Here's our receipts for the week. We spent $93.49 on food. And please ignore the "Bkry Cupcake...$2.99" entry. Yes, I once gain left home without eating, so I got 2 mini cannoli figuring I'd share one with Rik when I got home. Sadly (for him) they appeared to have been frozen and then thawed and were definitely not crunchy or nearly as as they are fresh. I knew he wouldn't like them, so I saved him and at them both myself. I'm a good wife that way. :D
Here's what it bought. This week's suggestion from Rik was he wants me to experiment with a vegetable lasagna (as in no noodles), so there are things there for that (recipe hopefully to be posted at some point this week if it turns out!). He's eating more protein this week, so there are more chicken breasts for that.
And here's tonight's dinner! I'm really happy with how it turned out. As in, it isn't one of those dishes that "tastes good for something healthy". It just tasted good! Had I not told him, Rik would never have known it was a healthy version of one of his favorite meals.
Beef Stroganoff You Wouldn't Guess is Healthy
1/2 lb. Lean steak cut into strips
1 smallish spaghetti squash
2 c. Mushrooms, sliced
1 c. Chopped onion
1 c. Beef broth
1/4 c. Greek yogurt
1/4 c. Flour
1/2 tsp. Garlic salt
1/4 tsp. dill
1/4 tsp. Dijon mustard
Salt and pepper to taste
- Before you get going on the stroganoff, get your spaghetti squash in the microwave to cook. (Click here for instructions.)
- Heat about 2 Tbsp. of olive oil in a large skillet.
- In a plastic bag (I repurpose leftover produce bags from the grocery store), mix the flour, garlic salt, and about 1 tsp of black pepper together. Dredge your meat in the flour mixture (click here for directions)and add the meat to the heated oil shaking off any excess flour beforehand. Add your chopped onion at the same time, and stir this until the meat is browned.
- Turn your burner down to medium and add in the beef broth. Adding liquid to a hot pan will make it steam like crazy as it deglazes the pan, so be prepared to be scraping the bottom of the pan as soon as you add the liquid to get all the bits unstuck and into your sauce! (And remember, deglazing makes cleaning your pan super fast later on!) Stir this well. The flour from the meat will thicken the broth.

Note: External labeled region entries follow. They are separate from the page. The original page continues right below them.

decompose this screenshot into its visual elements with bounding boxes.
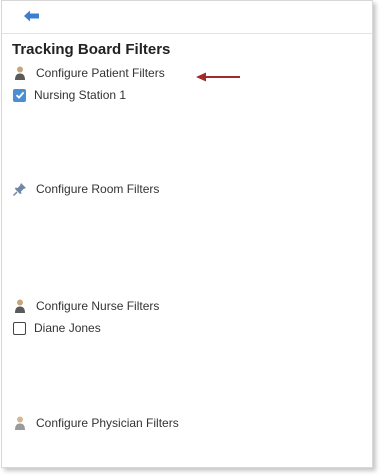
- nursing-station-label: Nursing Station 1: [34, 88, 127, 102]
- checkmark-icon: [15, 91, 24, 99]
- nursing-station-checkbox[interactable]: [13, 88, 26, 102]
- configure-physician-filters-label: Configure Physician Filters: [36, 416, 179, 430]
- configure-patient-filters-link[interactable]: Configure Patient Filters: [12, 64, 165, 82]
- top-toolbar: [2, 1, 372, 34]
- back-arrow-icon[interactable]: [23, 9, 41, 23]
- person-icon: [15, 299, 25, 313]
- filter-nursing-station-1[interactable]: Nursing Station 1: [13, 87, 126, 103]
- person-icon: [15, 416, 25, 430]
- configure-room-filters-link[interactable]: Configure Room Filters: [12, 180, 159, 198]
- configure-room-filters-label: Configure Room Filters: [36, 182, 160, 196]
- annotation-arrow-icon: [196, 72, 240, 82]
- configure-physician-filters-link[interactable]: Configure Physician Filters: [12, 414, 179, 432]
- pushpin-icon: [12, 183, 26, 197]
- configure-nurse-filters-link[interactable]: Configure Nurse Filters: [12, 297, 159, 315]
- configure-nurse-filters-label: Configure Nurse Filters: [36, 299, 160, 313]
- panel-title: Tracking Board Filters: [12, 41, 171, 58]
- diane-jones-label: Diane Jones: [34, 321, 101, 335]
- person-icon: [15, 66, 25, 80]
- filter-diane-jones[interactable]: Diane Jones: [13, 320, 101, 336]
- diane-jones-checkbox[interactable]: [13, 321, 26, 335]
- configure-patient-filters-label: Configure Patient Filters: [36, 66, 165, 80]
- filters-panel: Tracking Board Filters Configure Patient…: [1, 0, 373, 468]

- Add in the dill and Dijon mustard and stir well. Add in the Greek yogurt and stir well. Now you can season with salt and pepper and/or more garlic salt to taste.
- Add in the mushrooms, turn the mixture on low, and cover. Let this simmer for about 10 minutes stirring once or twice. Make sure it's not set too hot or it will burn.
- While this is simmering, slice open your squash and remove the seeds and scrape the 'spaghetti' out of the squash, because you're done with dinner! Give the stroganoff one more stir, and you're ready to top your 'noodles' and enjoy your meal.
This took me 15 minutes start to finish. I was prepared for at least twice that amount of time and sort of surprised myself at how fast it was done! And Rik, who once won a stroganoff cook-off, deemed it absolutely delicious to the tune of zero leftovers.
Are you ready for the numbers? Here ya go:
Time spent: 20 minutes
Serving size 1 c. squash topped with 1 c. Stroganoff
Total fat 6.3 g
Carbs 8.3 g
Fiber 2 g
Protein 11.6 g
Now, match that along side the frozen Skillet Masters Beef Stroganoff you can buy in the frozen foods section, and here's the comparison:
Serving size 2 cups
Total fat: 30 g
Carbs 52 g
Fiber 2 g
Protein 16 g
Shocking, huh?! And this is actually not bad for you: nothing processed, all fresh ingredients, especially if you're using a good-quality yogurt. And I swear to you: Rik couldn't tell that it wasn't full of sour cream. And if I can fool him, I'm pretty confident you won't notice the difference! Give it a try and let me know how it turned out in the comments! I thoroughly enjoy coming up with a recipe that is so good, you honestly can't tell it's healthy. This would be one of them!